Those of us who oppose the Obama Federal Communications Commission’s (FCC’s) effort to bridle the Internet with so-called “net neutrality” regulation have explained at length why reclassifying the Internet as some sort of 1930s-style public utility under Title II is a dangerous idea.
Perhaps we we haven’t devoted appropriate time, however, to explaining why it’s almost certainly illegal.
As a broader policy matter, the vague and muddled calls from the extremist left to reclassify broadband typically don’t extend beyond an emotional demand for federal bureaucrats at the FCC to “do something.” Or, as we often put it, they seek to impose a “fix” for an Internet that isn’t at all “broken.” Accordingly, they go about offering substantive policy proposals as if lunching at a salad bar stocked with bad ingredients. They pick and choose bad items, assembling what they consider a perfect combination.
But what they instead create is a Frankenstein-like monstrosity.
And in terms of legality more specifically, the FCC would be treading onto extremely unstable ground if it opts to follow the demands of far-left activists by rushing headlong into this dubious Title II reclassification proposal. The fact of the matter is that the FCC has long contended that the Internet is a Title I service. Therefore, in order to reclassify, the law requires it to meet a higher burden of proof as to why it got the initial classification wrong. Hysterical activism from the far left that has tended to characterize this debate won’t suffice, whether as a matter of law or a matter of logic. The FCC has already twice lost this legal battle in court (first in 2010, and again in 2014). Rather than stubbornly tempt a third judicial rebuke of its effort to impose “net neutrality,” it would be better to learn its lesson as it proceeds with its rulemaking effort.
And that’s only with regard to traditional wired networks. When it comes to wireless Internet (like the 4G/LTE smartphone technology), the law actually expressly prohibits the FCC from imposing Title II-type rules. That clarity may not discourage the net-roots fringe from demanding reclassification, but it most certainly should stop the FCC from exceeding its legal mandate and once again blatantly flouting both the letter and spirit of applicable law.
Despite six years of effort to the contrary from the Obama Administration, we remain a nation of laws, not men. That timeless principle does not yield to extremists’ pursuit of the “net neutrality” unicorn.

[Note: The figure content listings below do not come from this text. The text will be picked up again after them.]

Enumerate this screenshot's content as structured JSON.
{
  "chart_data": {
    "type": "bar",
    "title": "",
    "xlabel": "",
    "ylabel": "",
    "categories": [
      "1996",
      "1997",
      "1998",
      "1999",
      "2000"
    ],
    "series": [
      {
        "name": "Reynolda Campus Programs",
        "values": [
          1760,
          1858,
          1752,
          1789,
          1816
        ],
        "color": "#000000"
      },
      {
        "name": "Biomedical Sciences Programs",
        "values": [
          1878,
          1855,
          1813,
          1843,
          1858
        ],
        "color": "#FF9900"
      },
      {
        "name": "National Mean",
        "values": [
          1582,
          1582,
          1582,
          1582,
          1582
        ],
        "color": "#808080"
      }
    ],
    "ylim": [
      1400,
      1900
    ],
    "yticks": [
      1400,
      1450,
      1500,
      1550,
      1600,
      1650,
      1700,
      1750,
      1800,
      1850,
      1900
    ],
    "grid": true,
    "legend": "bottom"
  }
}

To date, and through previous administrations of both parties over the past two decades, the FCC has avoided attempting to classify Internet service under Title II for good reason: it is bad policy and bad law. Everyone except those clinging to an ideologically extreme position on the matter have recognized that reality. We therefore cannot allow such Title II extremists to suddenly divert us from the “light touch” regulatory course that has made the Internet one of the most beneficial and revolutionary innovations in human history. There’s too much to lose.